そのままぐっと屈みこんで、震えるしかなかった。
「・・・。」
アサヒが側に来て、横で屈んで、肩を抱いてくれた。
何も言わない。
何も言わなくても、分かってる。
俺も、アサヒも。
分かってる。


「ショータさん。」
廊下ですれ違って声をかけてみた。
「あ!渡辺!」
にっこり笑ってやってくる。
・・・なんか、ちょっと。シンに似てるかも。
「何?」
「あの、今日夜暇っすか。」
「え?練習後?」
「はい。ちょっと、投げてほしいんすよ。」
「・・・。いいよ!俺も練習したかった。」
「ありがとうございます。」
「渡辺も合宿行くんだろ?」
「はい。」
「青木も、三善も喜んでた。」
「・・・どもす。」
「頑張ろうな!」
「・・・はい。」
頷く。
やっぱり。
シンに似てる。
「あ!ショーター!」
三善さんの声がして、駆けてくる。
「う、わ!三善!なんだよ。」
ぶつかる。
・・・いつもこの人は突進してくるよぁ。
「れ、渡辺も?」
「ちわす。」
「なぁなあ、ショーター!昨日の女、誰?誰?」
「・・・女?」
「うわ!ちょ!三善!」
慌てる。
「美河アサヒに加えて、もう1人ってー?憎い!憎いぞショータ!」
「あれは!ほら、あの子だよ!夏の試合の時に、練習見に来た・・・!てかアサヒもそういうんじゃないから!」
「・・・。」
あ、なんかいたかも。
「へぇ!?あの子って九州の子だったんだろ!?」
「あ、なんか、こっちの高校に入ったんだって。美術の専門、あるだろ?」
「ああ!青高か!って、へぇー!美術の子だったんだ!ってかすげぇ!そんなところからショータの追っかけかよ!」
「そうじゃないって!なんか親戚の人の家がこっちにあって・・・!」
「チャイムなるんで、行きます。」
「って、渡辺!」
スタスタ。
と。
実は、ああいうの、苦手だ。
わいわい、と。女の子の話したり、ま、猥談したり。
あんまり得意じゃない。どうしてもって時は、聞きに徹してしまう。
話を振られても、答えるものなんかないからだ。
小学生の頃は、そんなことより、野球の話。

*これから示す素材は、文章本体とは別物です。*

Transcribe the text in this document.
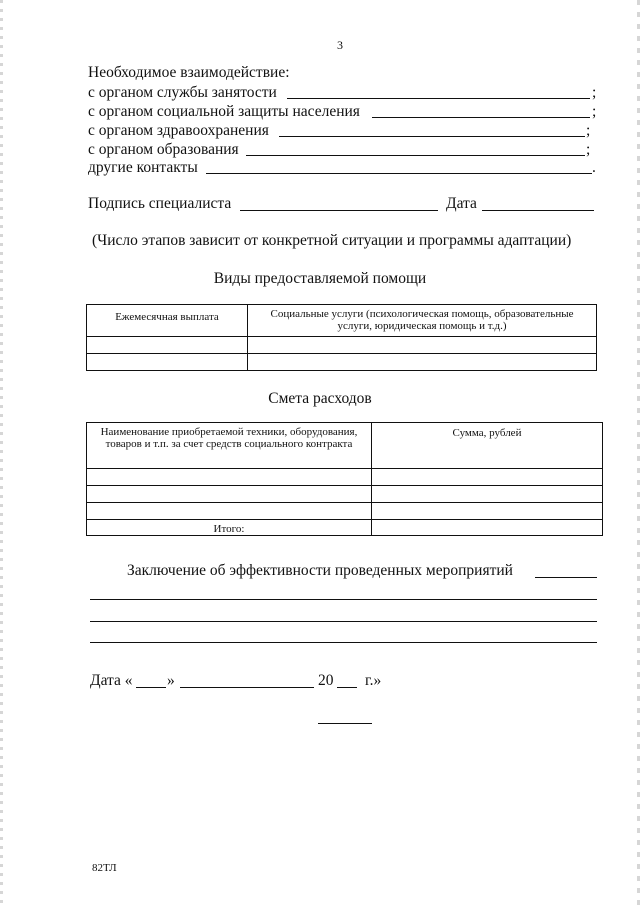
3
Необходимое взаимодействие:
с органом службы занятости	;
с органом социальной защиты населения	;
с органом здравоохранения	;
с органом образования	;
другие контакты	.
Подпись специалиста	Дата
(Число этапов зависит от конкретной ситуации и программы адаптации)
Виды предоставляемой помощи
Ежемесячная выплата	Социальные услуги (психологическая помощь, образовательные услуги, юридическая помощь и т.д.)

Смета расходов
Наименование приобретаемой техники, оборудования, товаров и т.п. за счет средств социального контракта	Сумма, рублей

Итого:	
Заключение об эффективности проведенных мероприятий
Дата « »	20 г.»
82ТЛ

みたいにしてしまってたし。
中学の時は、興味ない、と一点張りできた。
実際そうだし。
―――美河は?
絶対訊かれてた質問。
・・・なんて答えてたかな。
実際明確な答えなんて、俺自身分かってない。
「好き」なのか、「嫌い」なのか、とか。「女」なのか「投手」なのか。とか。
そこの境界線が、俺自身引けてないんだ。
もし1つだけ言うとしたら。
「・・・・。」
一番、お互いを理解し合った存在、ということだ。